Dennis Ritchie, when asked about this
issue, said that he hadn't thought
very deeply about it, but was of the
opinion that the ability to represent
all times within his lifetime would be
nice. (Ritchie's birth, in 1941, is
around Unix time −893 400 000.) The
consensus is for time_t to be signed,
and this is the usual practice.

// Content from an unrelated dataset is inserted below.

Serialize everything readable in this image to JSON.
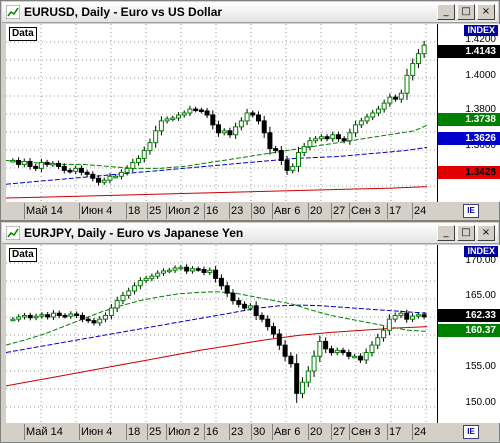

The
software development platform for
version 6 of the QNX operating system
has an unsigned 32-bit time_t, though
older releases used a signed type.
It appears that MySQL treats timestamps as an unsigned integer, meaning that times before the Epoc will all resolve to 0.

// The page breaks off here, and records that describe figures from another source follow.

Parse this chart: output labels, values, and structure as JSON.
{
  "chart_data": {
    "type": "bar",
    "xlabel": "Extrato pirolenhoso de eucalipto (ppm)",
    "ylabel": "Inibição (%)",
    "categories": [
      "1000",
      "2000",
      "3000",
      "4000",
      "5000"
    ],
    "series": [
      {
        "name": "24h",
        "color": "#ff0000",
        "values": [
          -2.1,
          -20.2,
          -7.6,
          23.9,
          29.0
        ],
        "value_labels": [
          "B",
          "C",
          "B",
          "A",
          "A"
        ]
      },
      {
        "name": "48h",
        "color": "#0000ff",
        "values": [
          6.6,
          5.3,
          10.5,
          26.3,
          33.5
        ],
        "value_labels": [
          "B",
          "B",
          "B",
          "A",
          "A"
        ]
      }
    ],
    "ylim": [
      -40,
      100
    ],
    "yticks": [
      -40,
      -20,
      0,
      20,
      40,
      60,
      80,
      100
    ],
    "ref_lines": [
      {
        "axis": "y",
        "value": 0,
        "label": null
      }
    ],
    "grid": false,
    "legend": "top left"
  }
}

This being the case, you always have the option to implement your own unsigned timestamp type and use that for your calculations.
If its feasible for your problem, you could shift all your mysql times by, say 100 years, and then work with those adjusted timestamps or re calculate the negative timestamp value.

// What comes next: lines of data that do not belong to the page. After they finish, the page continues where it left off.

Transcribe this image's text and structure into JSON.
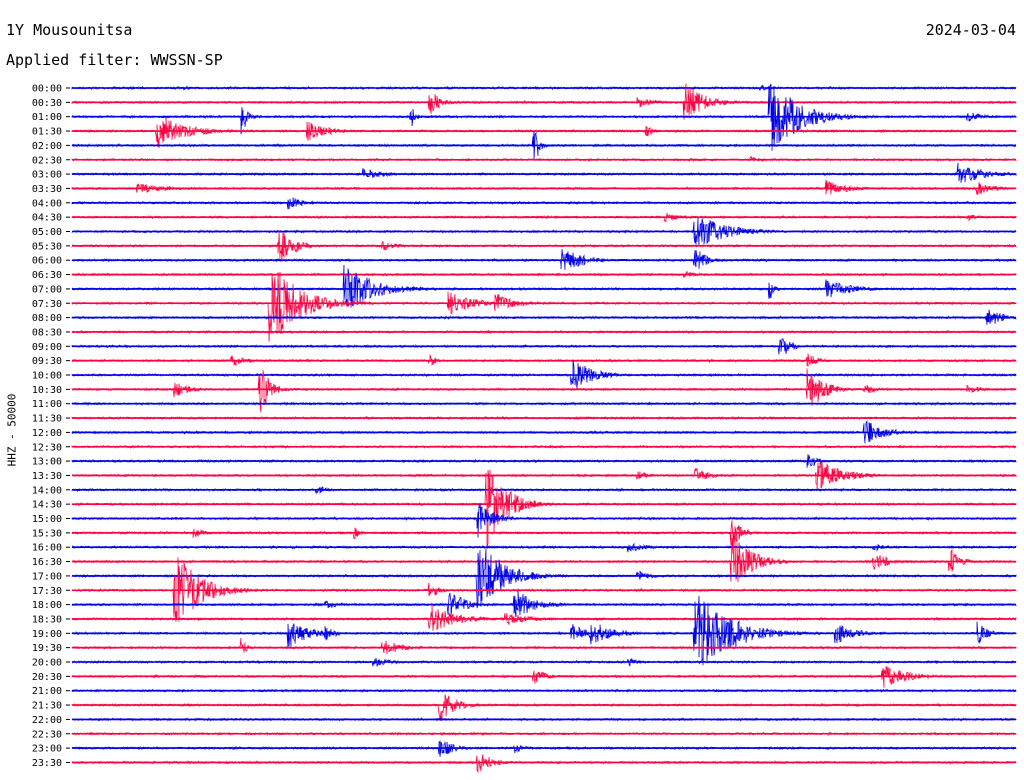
{
  "header": {
    "station": "1Y Mousounitsa",
    "date": "2024-03-04",
    "filter_text": "Applied filter: WWSSN-SP"
  },
  "chart_data": {
    "type": "line",
    "title": "1Y Mousounitsa",
    "ylabel": "HHZ - 50000",
    "colors": [
      "#0000e6",
      "#ff0040"
    ],
    "rows": [
      "00:00",
      "00:30",
      "01:00",
      "01:30",
      "02:00",
      "02:30",
      "03:00",
      "03:30",
      "04:00",
      "04:30",
      "05:00",
      "05:30",
      "06:00",
      "06:30",
      "07:00",
      "07:30",
      "08:00",
      "08:30",
      "09:00",
      "09:30",
      "10:00",
      "10:30",
      "11:00",
      "11:30",
      "12:00",
      "12:30",
      "13:00",
      "13:30",
      "14:00",
      "14:30",
      "15:00",
      "15:30",
      "16:00",
      "16:30",
      "17:00",
      "17:30",
      "18:00",
      "18:30",
      "19:00",
      "19:30",
      "20:00",
      "20:30",
      "21:00",
      "21:30",
      "22:00",
      "22:30",
      "23:00",
      "23:30"
    ],
    "events": [
      {
        "row": 0,
        "x": 0.12,
        "amp": 2,
        "dur": 0.02
      },
      {
        "row": 0,
        "x": 0.73,
        "amp": 3,
        "dur": 0.03
      },
      {
        "row": 1,
        "x": 0.38,
        "amp": 13,
        "dur": 0.02
      },
      {
        "row": 1,
        "x": 0.6,
        "amp": 6,
        "dur": 0.03
      },
      {
        "row": 1,
        "x": 0.65,
        "amp": 20,
        "dur": 0.04
      },
      {
        "row": 2,
        "x": 0.18,
        "amp": 20,
        "dur": 0.01
      },
      {
        "row": 2,
        "x": 0.36,
        "amp": 10,
        "dur": 0.01
      },
      {
        "row": 2,
        "x": 0.74,
        "amp": 40,
        "dur": 0.06
      },
      {
        "row": 2,
        "x": 0.95,
        "amp": 5,
        "dur": 0.03
      },
      {
        "row": 3,
        "x": 0.09,
        "amp": 18,
        "dur": 0.06
      },
      {
        "row": 3,
        "x": 0.25,
        "amp": 10,
        "dur": 0.04
      },
      {
        "row": 3,
        "x": 0.61,
        "amp": 7,
        "dur": 0.01
      },
      {
        "row": 4,
        "x": 0.49,
        "amp": 22,
        "dur": 0.01
      },
      {
        "row": 5,
        "x": 0.72,
        "amp": 4,
        "dur": 0.02
      },
      {
        "row": 6,
        "x": 0.31,
        "amp": 6,
        "dur": 0.04
      },
      {
        "row": 6,
        "x": 0.94,
        "amp": 12,
        "dur": 0.05
      },
      {
        "row": 7,
        "x": 0.07,
        "amp": 5,
        "dur": 0.06
      },
      {
        "row": 7,
        "x": 0.8,
        "amp": 9,
        "dur": 0.04
      },
      {
        "row": 7,
        "x": 0.96,
        "amp": 7,
        "dur": 0.03
      },
      {
        "row": 8,
        "x": 0.23,
        "amp": 7,
        "dur": 0.03
      },
      {
        "row": 9,
        "x": 0.63,
        "amp": 5,
        "dur": 0.03
      },
      {
        "row": 9,
        "x": 0.95,
        "amp": 4,
        "dur": 0.02
      },
      {
        "row": 10,
        "x": 0.66,
        "amp": 20,
        "dur": 0.06
      },
      {
        "row": 11,
        "x": 0.22,
        "amp": 18,
        "dur": 0.03
      },
      {
        "row": 11,
        "x": 0.33,
        "amp": 5,
        "dur": 0.03
      },
      {
        "row": 12,
        "x": 0.52,
        "amp": 14,
        "dur": 0.04
      },
      {
        "row": 12,
        "x": 0.66,
        "amp": 15,
        "dur": 0.02
      },
      {
        "row": 13,
        "x": 0.65,
        "amp": 4,
        "dur": 0.02
      },
      {
        "row": 14,
        "x": 0.29,
        "amp": 25,
        "dur": 0.06
      },
      {
        "row": 14,
        "x": 0.74,
        "amp": 10,
        "dur": 0.01
      },
      {
        "row": 14,
        "x": 0.8,
        "amp": 10,
        "dur": 0.05
      },
      {
        "row": 15,
        "x": 0.21,
        "amp": 45,
        "dur": 0.06
      },
      {
        "row": 15,
        "x": 0.4,
        "amp": 12,
        "dur": 0.05
      },
      {
        "row": 15,
        "x": 0.45,
        "amp": 10,
        "dur": 0.04
      },
      {
        "row": 16,
        "x": 0.97,
        "amp": 9,
        "dur": 0.04
      },
      {
        "row": 18,
        "x": 0.75,
        "amp": 15,
        "dur": 0.02
      },
      {
        "row": 19,
        "x": 0.17,
        "amp": 6,
        "dur": 0.03
      },
      {
        "row": 19,
        "x": 0.38,
        "amp": 6,
        "dur": 0.01
      },
      {
        "row": 19,
        "x": 0.78,
        "amp": 8,
        "dur": 0.02
      },
      {
        "row": 20,
        "x": 0.53,
        "amp": 18,
        "dur": 0.04
      },
      {
        "row": 21,
        "x": 0.11,
        "amp": 8,
        "dur": 0.03
      },
      {
        "row": 21,
        "x": 0.2,
        "amp": 25,
        "dur": 0.02
      },
      {
        "row": 21,
        "x": 0.78,
        "amp": 25,
        "dur": 0.03
      },
      {
        "row": 21,
        "x": 0.84,
        "amp": 5,
        "dur": 0.03
      },
      {
        "row": 21,
        "x": 0.95,
        "amp": 4,
        "dur": 0.03
      },
      {
        "row": 24,
        "x": 0.84,
        "amp": 14,
        "dur": 0.04
      },
      {
        "row": 26,
        "x": 0.78,
        "amp": 10,
        "dur": 0.02
      },
      {
        "row": 27,
        "x": 0.6,
        "amp": 5,
        "dur": 0.02
      },
      {
        "row": 27,
        "x": 0.66,
        "amp": 8,
        "dur": 0.03
      },
      {
        "row": 27,
        "x": 0.79,
        "amp": 16,
        "dur": 0.05
      },
      {
        "row": 28,
        "x": 0.26,
        "amp": 5,
        "dur": 0.02
      },
      {
        "row": 29,
        "x": 0.44,
        "amp": 45,
        "dur": 0.04
      },
      {
        "row": 30,
        "x": 0.43,
        "amp": 20,
        "dur": 0.03
      },
      {
        "row": 31,
        "x": 0.13,
        "amp": 5,
        "dur": 0.02
      },
      {
        "row": 31,
        "x": 0.3,
        "amp": 6,
        "dur": 0.01
      },
      {
        "row": 31,
        "x": 0.7,
        "amp": 15,
        "dur": 0.02
      },
      {
        "row": 32,
        "x": 0.59,
        "amp": 6,
        "dur": 0.03
      },
      {
        "row": 32,
        "x": 0.85,
        "amp": 4,
        "dur": 0.03
      },
      {
        "row": 33,
        "x": 0.7,
        "amp": 30,
        "dur": 0.04
      },
      {
        "row": 33,
        "x": 0.85,
        "amp": 10,
        "dur": 0.03
      },
      {
        "row": 33,
        "x": 0.93,
        "amp": 15,
        "dur": 0.02
      },
      {
        "row": 34,
        "x": 0.43,
        "amp": 40,
        "dur": 0.05
      },
      {
        "row": 34,
        "x": 0.6,
        "amp": 5,
        "dur": 0.03
      },
      {
        "row": 35,
        "x": 0.11,
        "amp": 40,
        "dur": 0.05
      },
      {
        "row": 35,
        "x": 0.38,
        "amp": 8,
        "dur": 0.02
      },
      {
        "row": 36,
        "x": 0.27,
        "amp": 5,
        "dur": 0.03
      },
      {
        "row": 36,
        "x": 0.4,
        "amp": 16,
        "dur": 0.03
      },
      {
        "row": 36,
        "x": 0.47,
        "amp": 16,
        "dur": 0.04
      },
      {
        "row": 37,
        "x": 0.38,
        "amp": 16,
        "dur": 0.05
      },
      {
        "row": 37,
        "x": 0.46,
        "amp": 7,
        "dur": 0.05
      },
      {
        "row": 38,
        "x": 0.23,
        "amp": 15,
        "dur": 0.04
      },
      {
        "row": 38,
        "x": 0.27,
        "amp": 7,
        "dur": 0.02
      },
      {
        "row": 38,
        "x": 0.53,
        "amp": 10,
        "dur": 0.03
      },
      {
        "row": 38,
        "x": 0.55,
        "amp": 14,
        "dur": 0.04
      },
      {
        "row": 38,
        "x": 0.66,
        "amp": 45,
        "dur": 0.07
      },
      {
        "row": 38,
        "x": 0.81,
        "amp": 10,
        "dur": 0.04
      },
      {
        "row": 38,
        "x": 0.96,
        "amp": 12,
        "dur": 0.02
      },
      {
        "row": 39,
        "x": 0.18,
        "amp": 10,
        "dur": 0.01
      },
      {
        "row": 39,
        "x": 0.33,
        "amp": 8,
        "dur": 0.04
      },
      {
        "row": 40,
        "x": 0.32,
        "amp": 6,
        "dur": 0.03
      },
      {
        "row": 40,
        "x": 0.59,
        "amp": 5,
        "dur": 0.02
      },
      {
        "row": 41,
        "x": 0.49,
        "amp": 10,
        "dur": 0.02
      },
      {
        "row": 41,
        "x": 0.86,
        "amp": 12,
        "dur": 0.05
      },
      {
        "row": 43,
        "x": 0.39,
        "amp": 18,
        "dur": 0.03
      },
      {
        "row": 46,
        "x": 0.39,
        "amp": 10,
        "dur": 0.03
      },
      {
        "row": 46,
        "x": 0.47,
        "amp": 5,
        "dur": 0.02
      },
      {
        "row": 47,
        "x": 0.43,
        "amp": 12,
        "dur": 0.03
      }
    ]
  }
}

As some have said, make sure your system is using 64bits to represent the timestamp otherwise you'll hit the year 2038 problem.
I have not tried the above solutions but this might in case you are not able to retrieve the date value from the MySQL database in the form of timestamp, then this operation can also be tried
SELECT TIMESTAMPDIFF(second,FROM_UNIXTIME(0),'1960-01-01 00:00:00');
To get the max. Range +/- wise use this query on your birthday field, in my case "yyyy-mm-dd" but you can change it to your needs
select name, (#bday:=STR_TO_DATE(birthday,"%Y-%m-%d")),if(year(#bday)<1970,UNIX_TIMESTAMP(adddate(#bday, interval 68 year))-2145916800,UNIX_TIMESTAMP(#bday)) from people
I feel like we're making this much too difficult...
Use my functions below so you can convert anything to and from unix timestamps, much like you do in a browser.
Call functions like this:
select to_unix_time('1776-07-04 10:02:00'),
from_unix_time(-6106024680000);
By compiling these:
delimiter $$
create function to_unix_time (
p_datetime datetime
) returns bigint
deterministic
begin
declare v_ret bigint;
select round(timestampdiff(
microsecond,
'1970-01-01 00:00:00',
p_datetime
) / 1000, 0)
into v_ret;
return v_ret;
end$$
create function from_unix_time (
p_time bigint
) returns datetime(6)
deterministic
begin
declare v_ret datetime(6);
select '1970-01-01 00:00:00' +
interval (p_time * 1000) microsecond
into v_ret;
return v_ret;
end$$
Use Date instead of timestamps. Date will solve your Problems.